Szokująca opinia byłego kadrowicza: Brzęczek nie powinien powoływać Lewandowskiego. Byłby szanowany na świecie
Choć od zwolnienia Jerzego Brzęczka minęło już pięć miesięcy, to temat jego odejścia wciąż jest przedmiotem sporej dyskusji. Były reprezentant Polski, Maciej Terlecki, w rozmowie z "WP Sportowe Fakty" zszokował swoją opinią w całej sprawie.

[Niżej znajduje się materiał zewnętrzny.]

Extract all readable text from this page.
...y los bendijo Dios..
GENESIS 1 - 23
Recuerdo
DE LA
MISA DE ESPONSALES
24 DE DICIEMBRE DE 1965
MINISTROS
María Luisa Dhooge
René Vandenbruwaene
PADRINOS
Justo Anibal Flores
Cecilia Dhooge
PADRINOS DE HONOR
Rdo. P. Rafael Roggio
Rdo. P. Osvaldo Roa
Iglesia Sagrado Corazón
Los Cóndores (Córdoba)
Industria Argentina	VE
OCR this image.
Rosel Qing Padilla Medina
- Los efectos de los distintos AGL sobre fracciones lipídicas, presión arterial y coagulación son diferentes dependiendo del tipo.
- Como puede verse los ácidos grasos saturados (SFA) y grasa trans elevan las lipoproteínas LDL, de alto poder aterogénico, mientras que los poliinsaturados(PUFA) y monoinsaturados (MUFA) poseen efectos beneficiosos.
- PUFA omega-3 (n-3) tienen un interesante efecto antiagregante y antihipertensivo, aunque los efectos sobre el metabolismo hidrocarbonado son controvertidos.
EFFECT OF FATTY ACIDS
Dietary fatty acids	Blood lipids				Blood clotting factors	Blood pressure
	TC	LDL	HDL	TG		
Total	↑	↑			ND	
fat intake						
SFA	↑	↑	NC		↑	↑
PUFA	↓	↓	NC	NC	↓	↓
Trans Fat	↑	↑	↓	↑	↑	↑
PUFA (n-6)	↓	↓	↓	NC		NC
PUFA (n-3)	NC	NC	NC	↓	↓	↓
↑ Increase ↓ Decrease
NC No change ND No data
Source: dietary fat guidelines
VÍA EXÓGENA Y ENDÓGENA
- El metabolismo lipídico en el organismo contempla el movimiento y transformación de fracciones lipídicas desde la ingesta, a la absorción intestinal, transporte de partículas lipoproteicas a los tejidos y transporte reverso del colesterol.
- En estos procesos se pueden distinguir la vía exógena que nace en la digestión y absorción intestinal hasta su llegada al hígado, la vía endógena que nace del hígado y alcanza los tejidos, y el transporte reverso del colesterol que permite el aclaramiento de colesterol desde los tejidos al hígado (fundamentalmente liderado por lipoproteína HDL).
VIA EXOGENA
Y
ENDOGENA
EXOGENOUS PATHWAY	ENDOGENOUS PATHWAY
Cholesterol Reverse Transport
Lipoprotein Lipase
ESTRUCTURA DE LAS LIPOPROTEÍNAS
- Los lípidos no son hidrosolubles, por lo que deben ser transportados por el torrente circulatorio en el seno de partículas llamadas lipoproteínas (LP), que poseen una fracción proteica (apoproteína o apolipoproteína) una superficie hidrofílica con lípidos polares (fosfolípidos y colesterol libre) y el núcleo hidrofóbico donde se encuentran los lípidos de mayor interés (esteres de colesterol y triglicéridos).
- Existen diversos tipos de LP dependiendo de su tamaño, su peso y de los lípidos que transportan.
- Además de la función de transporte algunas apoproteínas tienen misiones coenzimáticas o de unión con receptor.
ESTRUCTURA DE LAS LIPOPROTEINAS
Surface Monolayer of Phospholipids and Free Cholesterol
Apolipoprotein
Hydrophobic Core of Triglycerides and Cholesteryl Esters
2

Byłemu selekcjonerowi kadry zarzucano, że nie umie wykorzystać potencjału Roberta Lewandowskiego. W mediach sporo mówiło się także o możliwym konflikcie między Brzęczkiem i napastnikiem Bayernu Monachium.
Maciej Terlecki, były reprezentant Polski, w rozmowie z "WP Sportowe Fakty" stanął po stronie szkoleniowca. Uważa, że ten powinien nawet zrezygnować z powoływania napastnika po jesiennym zgrupowaniu, jeżeli zostałby na stanowisku.
- Robert Lewandowski nie gra tak jak w Bayernie? Przepraszam bardzo, jak ma grać, skoro w Bayernie są najlepsi piłkarze na świecie. Wydaje mi się, że bardzo dużą krzywdę zrobili Jurkowi Brzęczkowi dziennikarze - ocenił Terlecki.
- Jurek coś krzyczał w kierunku Roberta Lewandowskiego na stadionie w Chorzowie. Do końca nikt nie wie, jaka była prawda. Jeżeli rzeczywiście "Lewy" odwrócił się i powiedział coś złego do trenera, to powinien podjąć taką decyzję, że nie będzie więcej powoływać Roberta Lewandowskiego. Może by go zwolnili, ale zachowałby honor i byłby szanowany na całym świecie - powiedział.
Terlecki nie jest zwolennikiem zatrudnienia Paulo Sousy. Uważa, że Portugalczyk może odejść ze stanowiska, jeśli osiągnie sukces podczas tegorocznych mistrzostw Europy.
- Propozycja objęcia reprezentacji Polski to dla niego szansa. Nie jest jakimś rozchwytywanym trenerem i on to traktuje jako trampolinę, żeby się odbić, żeby być znanym. Prowadzenie na mistrzostwach Europy reprezentacji i osiągnięcie jakiegoś sukcesu będzie wielką sprawą. Jeśli tak się stanie Sousa będzie myślał o przejściu do mocnego klubu i zarobieniu wielkich pieniędzy. To jest najemnik, nie człowiek, który na lata będzie wiązał się z reprezentacji Polski - zakończył.